Israel has re-opened its border to United Nations vehicles from southern Lebanon, following a thirty-six hour ban.
Israel has re-opened its border to United Nations vehicles from southern Lebanon, following a thirty-six hour ban. The decision to close the border was taken shortly after a senior United Nations officer was charged with smuggling arms into Israel for Palestinian guerrillas. A Jerusalem magistrate remanded Nigerian Army Colonel Alfred Gom for fifteen days, while further investigations are carried out. At a news conference in Jerusalem on Sunday (17 June), a police spokesman showed journalists the arms and ammunition which had allegedly been discovered in Colonel Gom's car.
SYNOPSIS: Israel closed its northern border with Lebanon on Saturday (16 June). On Monday (18 June), it was decided to re-open the border, but a Cabinet spokesman told newsmen in Jerusalem that all vehicles serving with the United Nations would be carefully searched before they were allowed to enter Israeli territory.
The instructions were carried out to the letter and even high-ranking United Nations officers had their vehicles checked. Israel then lodged a strong protest with United Nations headquarters in New York.
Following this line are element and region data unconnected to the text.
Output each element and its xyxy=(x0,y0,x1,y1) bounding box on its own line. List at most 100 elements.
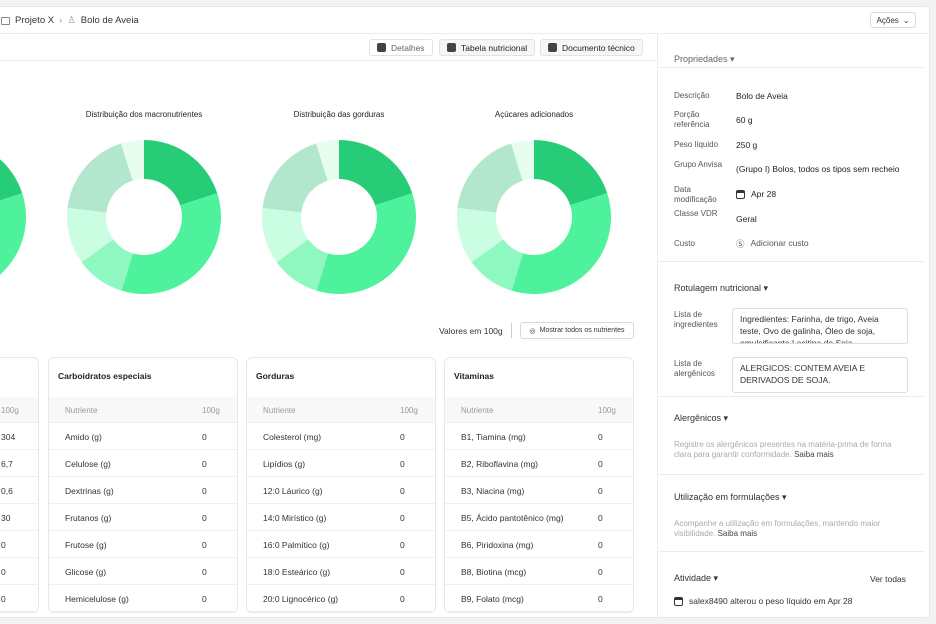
nutrient-name: B8, Biotina (mcg) xyxy=(461,567,527,577)
column-header: 100g xyxy=(400,406,418,415)
donut-chart xyxy=(0,140,26,294)
donut-slice[interactable] xyxy=(262,207,309,263)
nutrient-value: 0 xyxy=(202,459,207,469)
allergens-help-text: Registre os alergênicos presentes na mat… xyxy=(674,440,892,459)
table-row: 6,7 xyxy=(0,450,38,477)
add-cost-label: Adicionar custo xyxy=(750,238,809,248)
allergens-toggle[interactable]: Alergênicos ▾ xyxy=(674,413,729,423)
nutrient-value: 0 xyxy=(202,594,207,604)
prop-portion[interactable]: 60 g xyxy=(736,115,753,125)
learn-more-link[interactable]: Saiba mais xyxy=(717,529,758,538)
calendar-icon xyxy=(674,596,683,606)
donut-slice[interactable] xyxy=(276,239,328,291)
tech-doc-button[interactable]: Documento técnico xyxy=(540,39,643,56)
prop-vdr-class[interactable]: Geral xyxy=(736,214,757,224)
nutrient-table-card: Vitaminas Nutriente 100g B1, Tiamina (mg) 0… xyxy=(444,357,634,613)
nutrient-value: 0 xyxy=(1,540,6,550)
prop-description[interactable]: Bolo de Aveia xyxy=(736,91,788,101)
donut-slice[interactable] xyxy=(67,207,114,263)
divider xyxy=(658,551,924,552)
nutrient-value: 0 xyxy=(400,540,405,550)
donut-slice[interactable] xyxy=(67,143,133,213)
table-header: Nutriente 100g xyxy=(49,397,237,423)
nutrient-value: 0 xyxy=(1,567,6,577)
prop-label: Data modificação xyxy=(674,185,717,204)
nutrient-value: 0 xyxy=(598,459,603,469)
donut-slice[interactable] xyxy=(316,193,416,294)
donut-slice[interactable] xyxy=(457,207,504,263)
prop-modified-date[interactable]: Apr 28 xyxy=(736,189,776,199)
table-row: 14:0 Mirístico (g) 0 xyxy=(247,504,435,531)
table-row: 0 xyxy=(0,558,38,585)
donut-slice[interactable] xyxy=(0,140,23,205)
nutrient-name: 20:0 Lignocérico (g) xyxy=(263,594,339,604)
donut-slice[interactable] xyxy=(511,140,534,181)
column-header: Nutriente xyxy=(65,406,98,415)
nutrient-value: 0 xyxy=(598,432,603,442)
activity-toggle[interactable]: Atividade ▾ xyxy=(674,573,719,583)
prop-anvisa-group[interactable]: (Grupo I) Bolos, todos os tipos sem rech… xyxy=(736,164,900,174)
folder-icon xyxy=(1,16,10,25)
prop-label: Descrição xyxy=(674,91,710,100)
donut-slice[interactable] xyxy=(81,239,133,291)
nutrient-name: Colesterol (mg) xyxy=(263,432,322,442)
donut-slice[interactable] xyxy=(471,239,523,291)
table-row: B9, Folato (mcg) 0 xyxy=(445,585,633,612)
see-all-link[interactable]: Ver todas xyxy=(870,574,906,584)
learn-more-link[interactable]: Saiba mais xyxy=(794,450,834,459)
nutrient-value: 0 xyxy=(1,594,6,604)
nutrient-name: 14:0 Mirístico (g) xyxy=(263,513,327,523)
donut-chart xyxy=(457,140,611,294)
donut-slice[interactable] xyxy=(511,193,611,294)
nutrient-name: B9, Folato (mcg) xyxy=(461,594,524,604)
table-row: B6, Piridoxina (mg) 0 xyxy=(445,531,633,558)
allergens-field[interactable]: ALERGICOS: CONTEM AVEIA E DERIVADOS DE S… xyxy=(732,357,908,393)
ingredients-label: Lista de ingredientes xyxy=(674,310,718,329)
donut-slice[interactable] xyxy=(121,140,144,181)
nutrition-table-button[interactable]: Tabela nutricional xyxy=(439,39,536,56)
add-cost-button[interactable]: Ⓢ Adicionar custo xyxy=(736,238,809,250)
prop-label: Peso líquido xyxy=(674,140,719,149)
nutrient-value: 0 xyxy=(598,567,603,577)
activity-item: salex8490 alterou o peso líquido em Apr … xyxy=(674,596,853,606)
nutrient-name: B3, Niacina (mg) xyxy=(461,486,525,496)
chevron-right-icon: › xyxy=(59,15,63,26)
dollar-icon: Ⓢ xyxy=(736,239,745,249)
nutrient-value: 0 xyxy=(202,513,207,523)
properties-toggle[interactable]: Propriedades ▾ xyxy=(674,54,735,64)
donut-slice[interactable] xyxy=(121,193,221,294)
values-label: Valores em 100g xyxy=(439,326,503,336)
donut-slice[interactable] xyxy=(457,143,523,213)
donut-slice[interactable] xyxy=(0,193,26,294)
breadcrumb-project[interactable]: Projeto X xyxy=(15,15,55,26)
actions-button[interactable]: Ações ⌄ xyxy=(870,12,916,28)
nutrient-table-card: Carboidratos especiais Nutriente 100g Amid… xyxy=(48,357,238,613)
donut-slice[interactable] xyxy=(534,140,608,206)
donut-slice[interactable] xyxy=(144,140,218,206)
nutrient-value: 0 xyxy=(400,459,405,469)
nutrient-name: Dextrinas (g) xyxy=(65,486,114,496)
divider xyxy=(658,396,924,397)
donut-slice[interactable] xyxy=(339,140,413,206)
table-icon xyxy=(548,43,557,52)
allergens-help: Registre os alergênicos presentes na mat… xyxy=(674,440,904,460)
nutrient-value: 0 xyxy=(598,594,603,604)
nutrient-name: Frutose (g) xyxy=(65,540,107,550)
ingredients-field[interactable]: Ingredientes: Farinha, de trigo, Aveia t… xyxy=(732,308,908,344)
donut-slice[interactable] xyxy=(316,140,339,181)
donut-slice[interactable] xyxy=(262,143,328,213)
nutrient-name: Amido (g) xyxy=(65,432,102,442)
calendar-icon xyxy=(736,189,745,199)
details-button[interactable]: Detalhes xyxy=(369,39,433,56)
table-row: Amido (g) 0 xyxy=(49,423,237,450)
labeling-toggle[interactable]: Rotulagem nutricional ▾ xyxy=(674,283,769,293)
prop-net-weight[interactable]: 250 g xyxy=(736,140,758,150)
show-all-label: Mostrar todos os nutrientes xyxy=(539,327,625,334)
chart-title: Distribuição das gorduras xyxy=(293,110,385,119)
usage-help: Acompanhe a utilização em formulações, m… xyxy=(674,519,904,539)
breadcrumb-item: Bolo de Aveia xyxy=(80,15,139,26)
nutrient-name: Hemicelulose (g) xyxy=(65,594,129,604)
usage-toggle[interactable]: Utilização em formulações ▾ xyxy=(674,492,787,502)
column-header: Nutriente xyxy=(263,406,296,415)
show-all-nutrients-button[interactable]: ◎ Mostrar todos os nutrientes xyxy=(520,322,634,339)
The Israelis accused the peacekeeping units of serving as a cover for co-operation with Arab guerrillas.
The Israelis say the explosives found in the U.N. officer's car could have caused the murder of innocent civilians if guerrillas had used them in operations inside the country. The UNIFIL forces were assigned to southern Lebanon following Israel's invasion of the area fifteen months ago, and relations between the two have always ben cool. Meanwhile, the United Nations says it hopes that "isolated incidents" will not affect its relationship with the people and authorities in Israel.